08 December 2013

LIFE: Someone to Watch Over Me



CHIAVARI, Italy – The heart of old Genova is an intricate maze of ancient narrow streets with houses so tall they seem to lean forward and want to touch each other. They close out the sky leaving only a mere ribbon on light, shrouding the streets in deep shadows. But if you look carefully you will seel hidden in those shadows, small shrines built into the corners and walls of many of the ancient buildings, shrines dedicated to the Virgin Mary.

Via del Campo, Genova, Italy  
The shrines are called edicole, a word which refers to the small enclosures that protect them from the weather. It’s the same word that is used for newsstands as they are also protected from the weather by small enclosures. 

The shrines are made from a variety of materials, slate, marble, ceramic and sometimes even simple plaster, and were all built, for the most part, in the 1600’s. You find them in cities like Genova and Rome where desperate people turned to religion for protection against the decades of disasters  they had suffered.

 Genova, Italy
It was a time of uncertainty, and while I can’t speak for all Italian cities, I know that Genova and Rome had survived wars and floods and perhaps the most damaging of all, epidemics of the bubonic plague, the Black Plague. Historians write of the plague starting in the interior of Asia around the year 1333, and slowly moving from the Crimea to Genova, and then on through to the rest of Italy. A tsumani of disease and certain death.

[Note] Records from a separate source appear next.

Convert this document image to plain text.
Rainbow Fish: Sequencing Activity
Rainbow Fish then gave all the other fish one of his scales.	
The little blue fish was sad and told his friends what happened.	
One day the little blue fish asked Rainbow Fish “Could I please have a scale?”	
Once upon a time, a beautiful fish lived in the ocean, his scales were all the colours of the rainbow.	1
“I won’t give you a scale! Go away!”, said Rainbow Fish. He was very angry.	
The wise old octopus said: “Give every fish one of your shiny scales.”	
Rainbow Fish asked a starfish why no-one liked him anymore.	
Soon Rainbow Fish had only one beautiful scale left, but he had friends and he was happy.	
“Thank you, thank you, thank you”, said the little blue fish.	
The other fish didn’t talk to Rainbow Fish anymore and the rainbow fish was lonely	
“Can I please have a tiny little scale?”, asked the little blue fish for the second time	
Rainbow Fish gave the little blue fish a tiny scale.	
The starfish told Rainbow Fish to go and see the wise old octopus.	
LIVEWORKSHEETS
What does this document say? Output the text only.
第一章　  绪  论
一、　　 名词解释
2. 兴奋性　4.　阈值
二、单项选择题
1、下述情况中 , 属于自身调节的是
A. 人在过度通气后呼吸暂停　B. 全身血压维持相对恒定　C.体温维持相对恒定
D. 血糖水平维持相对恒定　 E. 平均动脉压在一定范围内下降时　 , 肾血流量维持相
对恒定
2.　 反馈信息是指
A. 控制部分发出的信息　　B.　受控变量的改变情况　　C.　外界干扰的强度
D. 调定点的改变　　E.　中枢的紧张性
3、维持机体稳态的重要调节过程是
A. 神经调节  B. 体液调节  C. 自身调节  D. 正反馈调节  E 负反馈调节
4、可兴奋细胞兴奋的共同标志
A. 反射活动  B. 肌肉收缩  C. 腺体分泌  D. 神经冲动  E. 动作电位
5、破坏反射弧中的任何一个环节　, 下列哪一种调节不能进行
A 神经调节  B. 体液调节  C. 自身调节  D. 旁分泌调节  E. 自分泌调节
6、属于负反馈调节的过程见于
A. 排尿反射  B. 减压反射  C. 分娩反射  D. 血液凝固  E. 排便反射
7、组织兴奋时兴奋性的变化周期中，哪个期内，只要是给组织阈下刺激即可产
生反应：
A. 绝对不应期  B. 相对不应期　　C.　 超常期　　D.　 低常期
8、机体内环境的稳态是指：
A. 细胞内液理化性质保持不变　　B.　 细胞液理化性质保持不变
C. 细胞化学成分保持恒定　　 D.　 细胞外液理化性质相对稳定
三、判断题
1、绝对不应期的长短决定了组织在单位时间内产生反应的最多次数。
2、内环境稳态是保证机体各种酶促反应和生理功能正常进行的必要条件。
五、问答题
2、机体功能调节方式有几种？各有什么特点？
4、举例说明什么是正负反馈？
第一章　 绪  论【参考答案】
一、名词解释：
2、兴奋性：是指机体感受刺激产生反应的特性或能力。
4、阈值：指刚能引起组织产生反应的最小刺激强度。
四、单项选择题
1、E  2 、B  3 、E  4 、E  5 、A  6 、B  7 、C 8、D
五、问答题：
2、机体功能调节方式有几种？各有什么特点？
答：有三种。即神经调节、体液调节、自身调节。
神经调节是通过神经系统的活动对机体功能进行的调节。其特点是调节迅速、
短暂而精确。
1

In the periods between the episodes of bubonic plague there were pandemics of scurvy, cholera and leprosy. With no logical explanations as to why these disasters were happening to them, the people looked to the Virgin Mother for relief.

Vico del Notari, Genova, Italy  
In Genova the edicole are concentrated in the historic center, which has remained pretty much the same for the past 2,000 years. In Rome, however, they are scattered throughout the city with only about 500 or so edicole still entact even even though at one time there were thousands. Various Roman urban renewal projects have eliminated neighborhoods and enlarged streets, and the renovations have take their toll on this particular cultural heritage.

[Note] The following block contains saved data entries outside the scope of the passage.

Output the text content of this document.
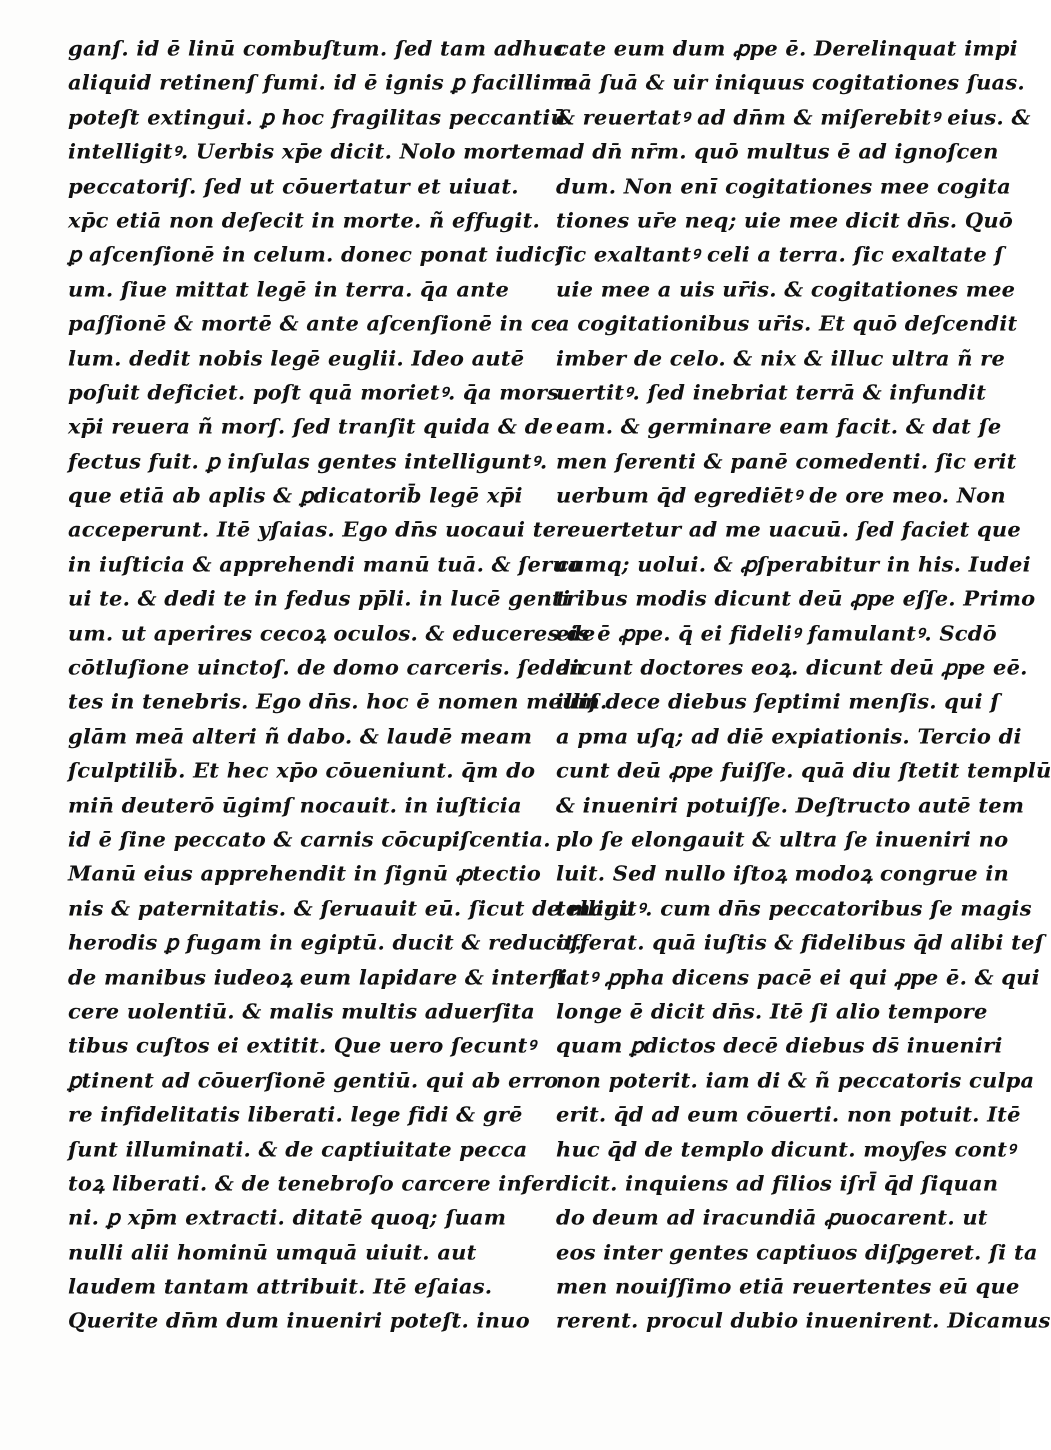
ganſ. id ē linū combuſtum. ſed tam adhuc
aliquid retinenſ fumi. id ē ignis ꝑ facillime
poteſt extingui. ꝑ hoc fragilitas peccantiū
intelligitꝰ. Uerbis xp̄e dicit. Nolo mortem
peccatoriſ. ſed ut cōuertatur et uiuat.
xp̄c etiā non deſecit in morte. ñ effugit.
ꝑ aſcenſionē in celum. donec ponat iudici
um. ſiue mittat legē in terra. q̄a ante
paſſionē & mortē & ante aſcenſionē in ce
lum. dedit nobis legē euglii. Ideo autē
poſuit deficiet. poſt quā morietꝰ. q̄a mors
xp̄i reuera ñ morſ. ſed tranſit quida & de
fectus fuit. ꝑ inſulas gentes intelliguntꝰ.
que etiā ab aplis & ꝑdicatorib̄ legē xp̄i
acceperunt. Itē yſaias. Ego dn̄s uocaui te
in iuſticia & apprehendi manū tuā. & ſerua
ui te. & dedi te in fedus pp̄li. in lucē genti
um. ut aperires cecoꝝ oculos. & educeres de
cōtluſione uinctoſ. de domo carceris. ſeden
tes in tenebris. Ego dn̄s. hoc ē nomen meum.
glām meā alteri ñ dabo. & laudē meam
ſculptilib̄. Et hec xp̄o cōueniunt. q̄m do
min̄ deuterō ūgimſ nocauit. in iuſticia
id ē ſine peccato & carnis cōcupiſcentia.
Manū eius apprehendit in ſignū ꝓtectio
nis & paternitatis. & ſeruauit eū. ſicut de manu
herodis ꝑ fugam in egiptū. ducit & reducit.
de manibus iudeoꝝ eum lapidare & interfi
cere uolentiū. & malis multis aduerſita
tibus cuſtos ei extitit. Que uero ſecuntꝰ
ꝑtinent ad cōuerſionē gentiū. qui ab erro
re infidelitatis liberati. lege fidi & grē
ſunt illuminati. & de captiuitate pecca
toꝝ liberati. & de tenebroſo carcere infer
ni. ꝑ xp̄m extracti. ditatē quoq; ſuam
nulli alii hominū umquā uiuit. aut
laudem tantam attribuit. Itē eſaias.
Querite dn̄m dum inueniri poteſt. inuo
cate eum dum ꝓpe ē. Derelinquat impi
mā ſuā & uir iniquus cogitationes ſuas.
& reuertatꝰ ad dn̄m & miſerebitꝰ eius. &
ad dn̄ nr̄m. quō multus ē ad ignoſcen
dum. Non enī cogitationes mee cogita
tiones ur̄e neq; uie mee dicit dn̄s. Quō
ſic exaltantꝰ celi a terra. ſic exaltate ſ
uie mee a uis ur̄is. & cogitationes mee
a cogitationibus ur̄is. Et quō deſcendit
imber de celo. & nix & illuc ultra ñ re
uertitꝰ. ſed inebriat terrā & infundit
eam. & germinare eam facit. & dat ſe
men ſerenti & panē comedenti. ſic erit
uerbum q̄d egrediētꝰ de ore meo. Non
reuertetur ad me uacuū. ſed faciet que
cumq; uolui. & ꝓſperabitur in his. Iudei
tribus modis dicunt deū ꝓpe eſſe. Primo
eis ē ꝓpe. q̄ ei fideliꝰ famulantꝰ. Scdō
dicunt doctores eoꝝ. dicunt deū ꝓpe eē.
illiſ dece diebus ſeptimi menſis. qui ſ
a pma uſq; ad diē expiationis. Tercio di
cunt deū ꝓpe fuiſſe. quā diu ſtetit templū
& inueniri potuiſſe. Deſtructo autē tem
plo ſe elongauit & ultra ſe inueniri no
luit. Sed nullo iſtoꝝ modoꝝ congrue in
telligitꝰ. cum dn̄s peccatoribus ſe magis
offerat. quā iuſtis & fidelibus q̄d alibi teſ
tatꝰ ꝓpha dicens pacē ei qui ꝓpe ē. & qui
longe ē dicit dn̄s. Itē ſi alio tempore
quam ꝑdictos decē diebus ds̄ inueniri
non poterit. iam di & ñ peccatoris culpa
erit. q̄d ad eum cōuerti. non potuit. Itē
huc q̄d de templo dicunt. moyſes contꝰ
dicit. inquiens ad filios iſrl̄ q̄d ſiquan
do deum ad iracundiā ꝓuocarent. ut
eos inter gentes captiuos diſꝑgeret. ſi ta
men nouiſſimo etiā reuertentes eū que
rerent. procul dubio inuenirent. Dicamus
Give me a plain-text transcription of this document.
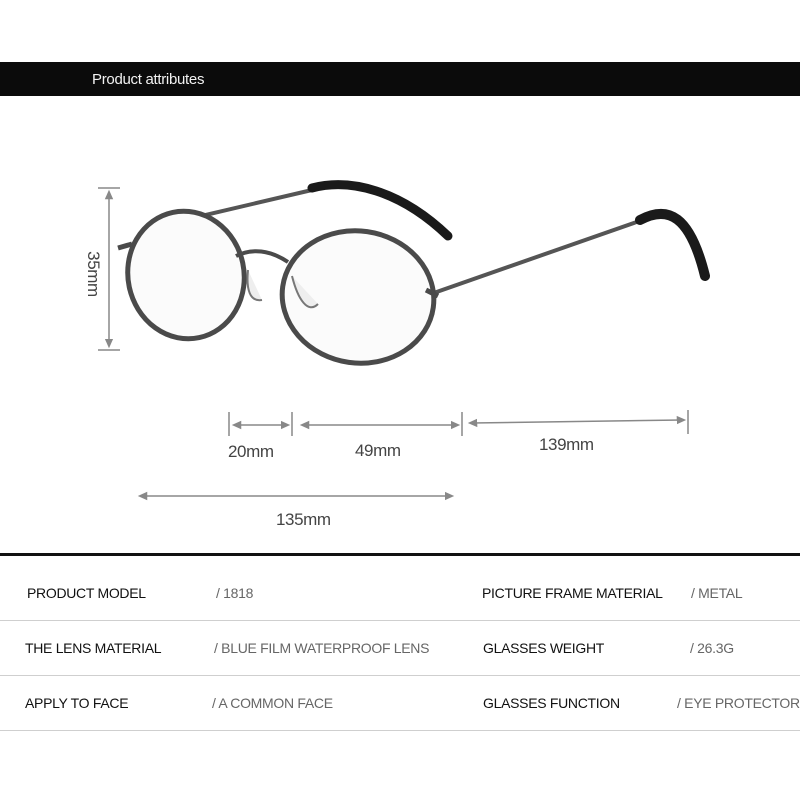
Product attributes
35mm
20mm	49mm	139mm
135mm
PRODUCT MODEL	/ 1818	PICTURE FRAME MATERIAL / METAL
THE LENS MATERIAL	/ BLUE FILM WATERPROOF LENS	GLASSES WEIGHT	/ 26.3G
APPLY TO FACE	/ A COMMON FACE	GLASSES FUNCTION	/ EYE PROTECTOR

The appearance of edicole in Rome goes back further in time than those in Genova, although the reason for their existence is basically the same. In Rome their popularity is based on a tale of a miracle that occurred in the year 590 AD. At that time the Roman population was being decimated by the Black plague, and in seeking divine intervention the Romans carried a Byzantine icon of the Virgin Mary – Salus Populi Romani – from the church of Santa Maria Maggiore to Saint Peter’s Basilica, praying along the way as an offering to the Virgin Mary and asking for an end to the epidemic.

Salus PopuIi Romani - Icon of the Virgin Mary  
When the procession reached the fortress called Hadrian’s Mausoleum, an angel carrying a sword appeared, and as a sign that the sickness had been stopped through the intercession of the Virgin Mary, he placed his drawn sword back into its sheath. From that day on the fortress was known as Castel’Sant’Angelo, the castle of the Holy Angel.

In celebration, reproductions of the icon the Romans were carrying to Saint Peter’s Basilica were placed on the front doors of the houses that the procession had passed. During the Middle Ages and the Renaissance the custom of placing pictures or statues of Our Lady on the outer walls of buildings became more popular and spread throughout Italy along with the tales of miracles linked to them.
 Villa Sacchetti, Rome, Italy

Well into the nineteenth century, the only street-lighting in Rome was that of the lamps or candles set out on these shrines to Our Lady by the faithful as a sign of devotion and a light to guide the people. Romans believed that those who saw the face of the Blessed Virgin by this light was saved from getting lost either along the paths of life or along those dark Roman city streets.

In Genova the edicole have survived because the city's historic center is, for the most part, closed to traffic. In Rome the story is a little bit different, but now there is a renewed awareness of their historic and cultural value and some of that city's edicole are being restored. That can only be a good thing for everyone.